Entscheidungsstichwort (Thema)
Kindergeld: Entlassungsgeld eines Zivildienstleistenden als Bezug
Leitsatz (NV)
Das einem Zivildienstleistenden gezahlte Entlassungsgeld entfällt auf die Zeit nach Beendigung des Zivildienstes. Es gehört zu den Bezügen i.S. von § 32 Abs. 4 Satz 2 EStG und ist in voller Höhe im Jahr des Zuflusses zu erfassen.
Normenkette
EStG 1999 § 32 Abs. 4 Sätze 2, 6-7; ZDG § 35 Abs. 1
Verfahrensgang
FG Münster (EFG 2001, 1222) |
Tatbestand
I. Der in 1976 geborene Sohn A der Klägerin und Revisionsbeklagten (Klägerin) leistete bis einschließlich November 1999 seinen Zivildienst. Im Dezember 1999 wurde ihm ein Entlassungsgeld in Höhe von 1 500 DM ausbezahlt.
Ab März 2000 begann A ein Studium. Den Antrag der Klägerin, ihr für Dezember 1999 für A Kindergeld zu gewähren, lehnte der Beklagte und Revisionskläger (Beklagter) mit Bescheid vom 22. Dezember 1999 ab, weil die Einkünfte und Bezüge von A den anteiligen Jahresgrenzbetrag für 1999 überstiegen. Streitig war nur, ob bei den Bezügen auch das Entlassungsgeld zu erfassen war. Der Einspruch blieb erfolglos.
Das Finanzgericht (FG) gab der Klage statt (Entscheidungen der Finanzgerichte ―EFG― 2001, 1222). Die Einkünfte und Bezüge seien nicht nach dem Zuflusszeitpunkt, sondern nach der wirtschaftlichen Zurechnung zu bestimmen. Das Entlassungsgeld entfalle nach den Vorstellungen des Gesetzgebers auf die Zeit nach der Ableistung des Zivildienstes; es sei deshalb zeitanteilig auf die nachfolgenden Monate zu verteilen. Damit sei bereits bei einer Übergangszeit von zwei Monaten der anteilige Jahresgrenzbetrag nicht überschritten.
Mit der Revision rügt der Beklagte die Verletzung materiellen Rechts (§ 32 Abs. 4 Sätze 2, 6 und 7 des Einkommensteuergesetzes ―EStG― 1999).
Er beantragt, das Urteil des FG aufzuheben und die Klage abzuweisen.
Die Klägerin beantragt, die Revision als unbegründet zurückzuweisen.
Entscheidungsgründe
II. Die Revision ist begründet. Sie führt zur Aufhebung der Vorentscheidung und zur Abweisung der Klage (§ 126 Abs. 3 Satz 1 Nr. 1 der Finanzgerichtsordnung ―FGO―).

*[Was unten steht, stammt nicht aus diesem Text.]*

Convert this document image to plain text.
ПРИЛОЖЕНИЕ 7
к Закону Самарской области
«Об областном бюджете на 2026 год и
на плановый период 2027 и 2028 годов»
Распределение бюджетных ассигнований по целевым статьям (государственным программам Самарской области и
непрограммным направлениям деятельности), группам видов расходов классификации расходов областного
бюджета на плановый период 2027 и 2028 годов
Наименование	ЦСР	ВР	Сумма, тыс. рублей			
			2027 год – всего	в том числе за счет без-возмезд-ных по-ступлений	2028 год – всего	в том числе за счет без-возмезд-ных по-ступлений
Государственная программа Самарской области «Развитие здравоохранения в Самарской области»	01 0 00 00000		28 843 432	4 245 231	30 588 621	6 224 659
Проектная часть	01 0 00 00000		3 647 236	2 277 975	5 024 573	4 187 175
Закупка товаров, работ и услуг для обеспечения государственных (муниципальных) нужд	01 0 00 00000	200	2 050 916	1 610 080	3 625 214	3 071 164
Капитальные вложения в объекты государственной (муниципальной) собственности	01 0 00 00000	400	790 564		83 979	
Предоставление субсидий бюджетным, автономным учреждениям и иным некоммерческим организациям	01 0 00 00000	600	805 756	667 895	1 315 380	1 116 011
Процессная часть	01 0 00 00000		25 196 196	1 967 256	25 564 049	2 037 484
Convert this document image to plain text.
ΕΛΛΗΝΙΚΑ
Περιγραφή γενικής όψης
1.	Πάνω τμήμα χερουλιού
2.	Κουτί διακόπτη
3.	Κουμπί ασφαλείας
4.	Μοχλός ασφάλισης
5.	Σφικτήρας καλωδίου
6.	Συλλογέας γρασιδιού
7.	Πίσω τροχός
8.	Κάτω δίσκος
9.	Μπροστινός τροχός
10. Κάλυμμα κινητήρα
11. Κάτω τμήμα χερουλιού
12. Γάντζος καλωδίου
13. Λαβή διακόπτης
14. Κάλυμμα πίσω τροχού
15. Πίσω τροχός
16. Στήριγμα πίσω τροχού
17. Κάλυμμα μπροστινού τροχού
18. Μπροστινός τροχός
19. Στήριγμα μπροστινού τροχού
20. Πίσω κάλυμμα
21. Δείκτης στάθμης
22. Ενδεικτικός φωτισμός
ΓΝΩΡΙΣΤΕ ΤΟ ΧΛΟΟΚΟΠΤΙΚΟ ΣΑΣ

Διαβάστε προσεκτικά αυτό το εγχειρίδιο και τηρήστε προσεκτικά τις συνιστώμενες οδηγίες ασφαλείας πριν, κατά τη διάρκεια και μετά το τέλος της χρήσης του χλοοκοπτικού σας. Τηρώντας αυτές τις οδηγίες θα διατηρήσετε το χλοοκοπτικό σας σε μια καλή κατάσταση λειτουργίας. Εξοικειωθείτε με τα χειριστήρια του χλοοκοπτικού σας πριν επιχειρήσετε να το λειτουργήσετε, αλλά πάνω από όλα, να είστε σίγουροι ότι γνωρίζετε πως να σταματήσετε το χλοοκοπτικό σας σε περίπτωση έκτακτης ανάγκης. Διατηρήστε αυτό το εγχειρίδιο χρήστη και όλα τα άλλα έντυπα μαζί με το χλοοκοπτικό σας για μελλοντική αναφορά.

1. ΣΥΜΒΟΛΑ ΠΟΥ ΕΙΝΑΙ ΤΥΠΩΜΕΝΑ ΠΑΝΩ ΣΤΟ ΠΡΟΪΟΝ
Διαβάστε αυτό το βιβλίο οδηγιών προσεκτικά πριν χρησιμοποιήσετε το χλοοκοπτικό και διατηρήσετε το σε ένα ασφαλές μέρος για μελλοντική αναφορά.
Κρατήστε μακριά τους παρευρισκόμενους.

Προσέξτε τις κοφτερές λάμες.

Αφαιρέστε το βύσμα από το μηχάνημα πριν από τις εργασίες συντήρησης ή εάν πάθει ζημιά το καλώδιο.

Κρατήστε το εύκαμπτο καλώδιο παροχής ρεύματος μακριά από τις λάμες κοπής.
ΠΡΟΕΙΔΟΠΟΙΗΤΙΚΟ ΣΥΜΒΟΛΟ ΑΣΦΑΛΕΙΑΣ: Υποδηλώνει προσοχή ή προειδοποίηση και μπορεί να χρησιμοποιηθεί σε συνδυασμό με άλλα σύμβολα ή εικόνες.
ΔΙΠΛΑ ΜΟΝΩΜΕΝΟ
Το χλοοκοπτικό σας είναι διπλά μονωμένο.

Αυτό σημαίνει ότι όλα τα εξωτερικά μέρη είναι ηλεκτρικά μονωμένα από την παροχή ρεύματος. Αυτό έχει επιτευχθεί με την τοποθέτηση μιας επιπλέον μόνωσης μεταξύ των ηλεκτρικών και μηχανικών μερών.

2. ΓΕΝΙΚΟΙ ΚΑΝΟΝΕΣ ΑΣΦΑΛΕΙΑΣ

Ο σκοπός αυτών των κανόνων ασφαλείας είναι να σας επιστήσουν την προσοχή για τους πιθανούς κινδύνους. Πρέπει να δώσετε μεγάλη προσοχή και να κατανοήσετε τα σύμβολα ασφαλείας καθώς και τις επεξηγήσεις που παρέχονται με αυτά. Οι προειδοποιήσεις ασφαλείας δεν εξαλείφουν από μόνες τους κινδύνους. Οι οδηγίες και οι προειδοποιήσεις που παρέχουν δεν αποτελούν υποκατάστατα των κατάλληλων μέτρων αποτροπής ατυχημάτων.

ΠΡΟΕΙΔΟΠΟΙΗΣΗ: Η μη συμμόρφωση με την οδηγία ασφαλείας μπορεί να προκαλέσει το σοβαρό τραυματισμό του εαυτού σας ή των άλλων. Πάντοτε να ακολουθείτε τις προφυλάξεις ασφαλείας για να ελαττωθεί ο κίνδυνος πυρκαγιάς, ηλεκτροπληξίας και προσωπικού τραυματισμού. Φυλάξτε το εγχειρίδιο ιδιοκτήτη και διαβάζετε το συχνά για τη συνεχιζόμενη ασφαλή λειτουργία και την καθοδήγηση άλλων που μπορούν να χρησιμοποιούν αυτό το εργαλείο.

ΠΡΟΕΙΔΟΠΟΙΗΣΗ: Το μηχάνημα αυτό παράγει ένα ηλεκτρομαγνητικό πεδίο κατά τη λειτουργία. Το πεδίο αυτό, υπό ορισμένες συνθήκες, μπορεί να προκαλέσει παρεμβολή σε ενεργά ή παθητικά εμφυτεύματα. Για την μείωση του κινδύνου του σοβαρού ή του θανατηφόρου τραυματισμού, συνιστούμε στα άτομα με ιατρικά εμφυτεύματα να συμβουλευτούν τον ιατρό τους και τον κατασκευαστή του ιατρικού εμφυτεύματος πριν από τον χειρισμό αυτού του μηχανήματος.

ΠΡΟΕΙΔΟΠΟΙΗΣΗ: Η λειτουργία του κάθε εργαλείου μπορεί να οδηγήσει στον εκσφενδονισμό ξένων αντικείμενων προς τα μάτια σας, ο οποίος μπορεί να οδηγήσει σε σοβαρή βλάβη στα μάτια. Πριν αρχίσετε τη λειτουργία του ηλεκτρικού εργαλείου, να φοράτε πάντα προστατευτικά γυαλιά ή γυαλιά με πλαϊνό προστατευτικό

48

Die Klägerin hat für Dezember 1999 keinen Anspruch auf Kindergeld für ihren Sohn A.
1. Nach § 32 Abs. 4 Satz 2 EStG in der für 1999 geltenden Fassung wird ein über 18 Jahre altes Kind in Berufsausbildung nur berücksichtigt, wenn es Einkünfte und Bezüge, die zur Bestreitung des Unterhalts oder der Berufsausbildung bestimmt oder geeignet sind, von nicht mehr als 13 020 DM im Kalenderjahr hat (Jahresgrenzbetrag, § 52 Abs. 22 a Satz 2 Buchst. b EStG 1997). Dieser Betrag ermäßigt sich nach § 32 Abs. 4 Satz 6 EStG 1999 für jeden Kalendermonat, in dem die Voraussetzungen für eine Berücksichtigung nach Satz 1 Nr. 1 oder 2 nicht vorliegen (Kürzungsmonate). Bei der Prüfung, ob der sich danach ergebende anteilige Jahresgrenzbetrag ―im Streitfall (1/12 von 13 020 DM =) 1 085 DM― überschritten ist, bleiben nach § 32 Abs. 4 Satz 7 EStG 1999 diejenigen Einkünfte und Bezüge des Kindes außer Ansatz, die auf die Kürzungsmonate entfallen.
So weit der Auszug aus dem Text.